The primary focus of the Coral Discoverer’s itineraries is Australia – with Tasmania, and Northern Australia around to Darwin and the Kimberleys the main attractions. Voyages also incorporate logical extensions like New Zealand and the Pacific. Built in 2005 and refurbished in 2016 she welcomes a maximum of 72 guests in 36 cabins.
Onboard The Coral Discoverer
For travellers who have joined similarly priced itineraries with premium and luxury cruise lines, or not been onboard such a small cruise ship before, stepping aboard the Coral Discoverer for the first time will require an expectation adjustment and it is very important to be sure that this is the right style of expedition cruise ship for you.
The Coral Discoverer has the essentials you would expect in the common areas of a small ship that wasn’t designed for onboard entertainment or “soft expedition” cruising. It is not an Australian version of the French cruise line Ponant which also offers soft expedition itineraries in our waters at around the same price point. The common areas include:
- An open bridge policy where guests can interact with the Captain at their leisure.
- An intimate lecture theatre where experts speak about the upcoming days adventures and recap at the end of the day. Movies can also be played here.
- A very small library (similar to a collection you might have seen in a boutique hotel).
- A cafe style restaurant and bar (pictured above), where all meals are eaten (buffet for lunch and a la carte for dinner). There is no room service onboard.

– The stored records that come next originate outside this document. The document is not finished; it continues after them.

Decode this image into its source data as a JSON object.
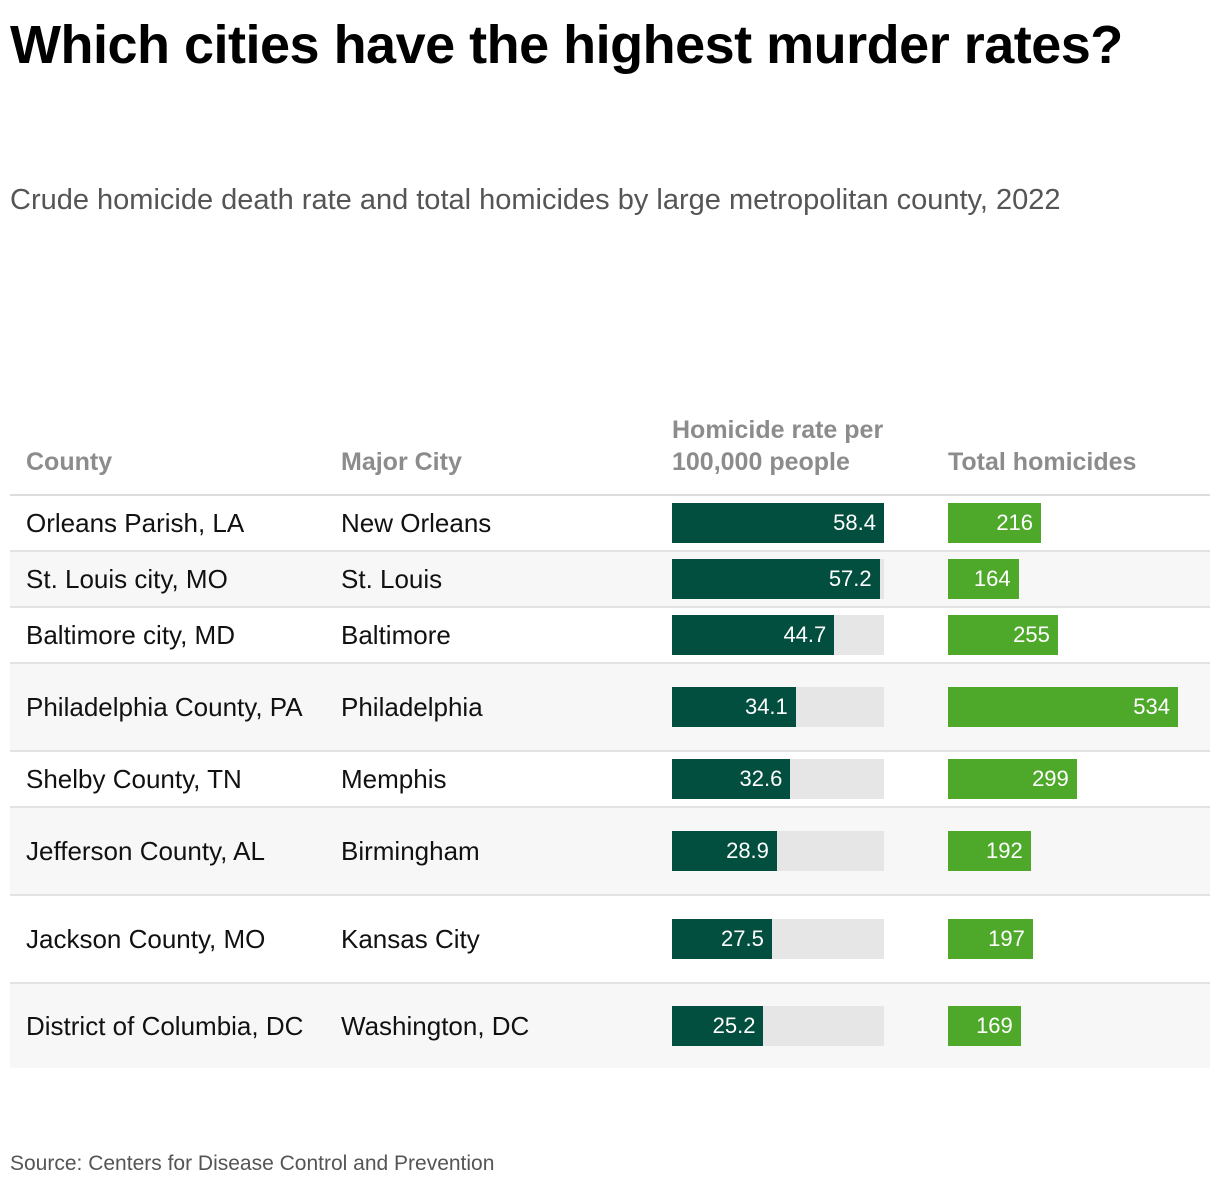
{
  "title": "Which cities have the highest murder rates?",
  "subtitle": "Crude homicide death rate and total homicides by large metropolitan county, 2022",
  "source": "Source: Centers for Disease Control and Prevention",
  "colors": {
    "rate_bar": "#034f3f",
    "total_bar": "#4ea92b",
    "track": "#e6e6e6"
  },
  "chart_data": {
    "type": "table",
    "columns": [
      "County",
      "Major City",
      "Homicide rate per 100,000 people",
      "Total homicides"
    ],
    "rate_max": 58.4,
    "total_max": 534,
    "rows": [
      {
        "county": "Orleans Parish, LA",
        "city": "New Orleans",
        "rate": 58.4,
        "rate_label": "58.4",
        "total": 216,
        "total_label": "216"
      },
      {
        "county": "St. Louis city, MO",
        "city": "St. Louis",
        "rate": 57.2,
        "rate_label": "57.2",
        "total": 164,
        "total_label": "164"
      },
      {
        "county": "Baltimore city, MD",
        "city": "Baltimore",
        "rate": 44.7,
        "rate_label": "44.7",
        "total": 255,
        "total_label": "255"
      },
      {
        "county": "Philadelphia County, PA",
        "city": "Philadelphia",
        "rate": 34.1,
        "rate_label": "34.1",
        "total": 534,
        "total_label": "534"
      },
      {
        "county": "Shelby County, TN",
        "city": "Memphis",
        "rate": 32.6,
        "rate_label": "32.6",
        "total": 299,
        "total_label": "299"
      },
      {
        "county": "Jefferson County, AL",
        "city": "Birmingham",
        "rate": 28.9,
        "rate_label": "28.9",
        "total": 192,
        "total_label": "192"
      },
      {
        "county": "Jackson County, MO",
        "city": "Kansas City",
        "rate": 27.5,
        "rate_label": "27.5",
        "total": 197,
        "total_label": "197"
      },
      {
        "county": "District of Columbia, DC",
        "city": "Washington, DC",
        "rate": 25.2,
        "rate_label": "25.2",
        "total": 169,
        "total_label": "169"
      }
    ]
  }
}
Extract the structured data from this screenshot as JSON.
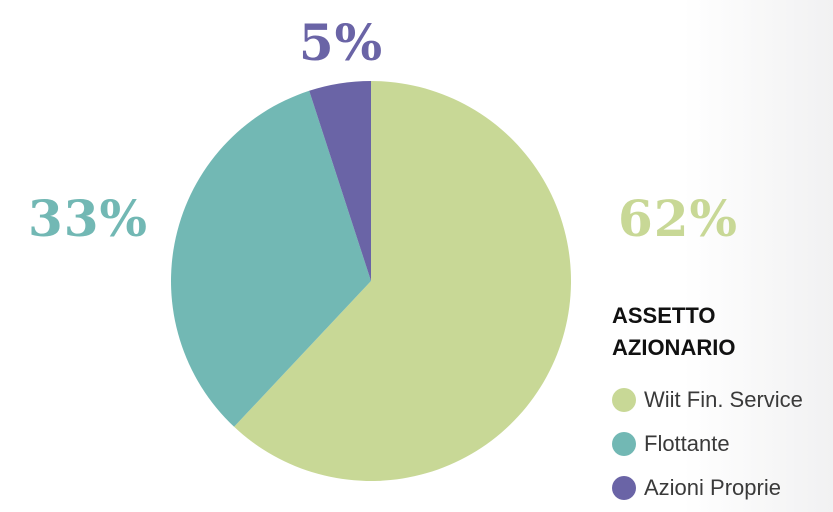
{
  "chart_data": {
    "type": "pie",
    "title": "ASSETTO AZIONARIO",
    "title_lines": [
      "ASSETTO",
      "AZIONARIO"
    ],
    "categories": [
      "Wiit Fin. Service",
      "Flottante",
      "Azioni Proprie"
    ],
    "values": [
      62,
      33,
      5
    ],
    "value_labels": [
      "62%",
      "33%",
      "5%"
    ],
    "colors": [
      "#c8d896",
      "#72b8b4",
      "#6a64a6"
    ],
    "legend_position": "right"
  }
}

- An open deck area at the top of ship
- There are no lifts between the floors.
The cabins reflect an expectation that you will return there (probably exhausted) to sleep. The cabins are all approximately the same size, with little variation (the upstairs cabins enjoying a narrow balcony).
The bathrooms are relatively small, with a shower just out of shot below.
A Fine Travel client’s attraction to a close to home cruise onboard the Coral Discoverer will be determined by a desire for an active, enriching educational experience on their chosen itinerary rather than a “flop and drop” onboard a floating amusement park.
Describing the Coral Discoverer without the benefit of the full onboard experience has been somewhat challenging – the risk being that I give an unfair impression of the Coral Discoverer by comparing her to other ships that she isn’t trying to be. The Coral Discoverer is simply furnished – not tired, or run down – the crew take great pride in the ship – as if it was their own.
I can’t help escape the thought that client expectations at this price point may have moved on – an insight that Coral Expeditions may also share given the design of its newest ship, the Coral Geographer and that from 2021 the Coral Discoverer is being relocated to shorter itineraries at the Great Barrier Reef. Boasting suites with a bath for stargazing, an elevator and a gym, the Coral Geographer’s itineraries will be highly sought after.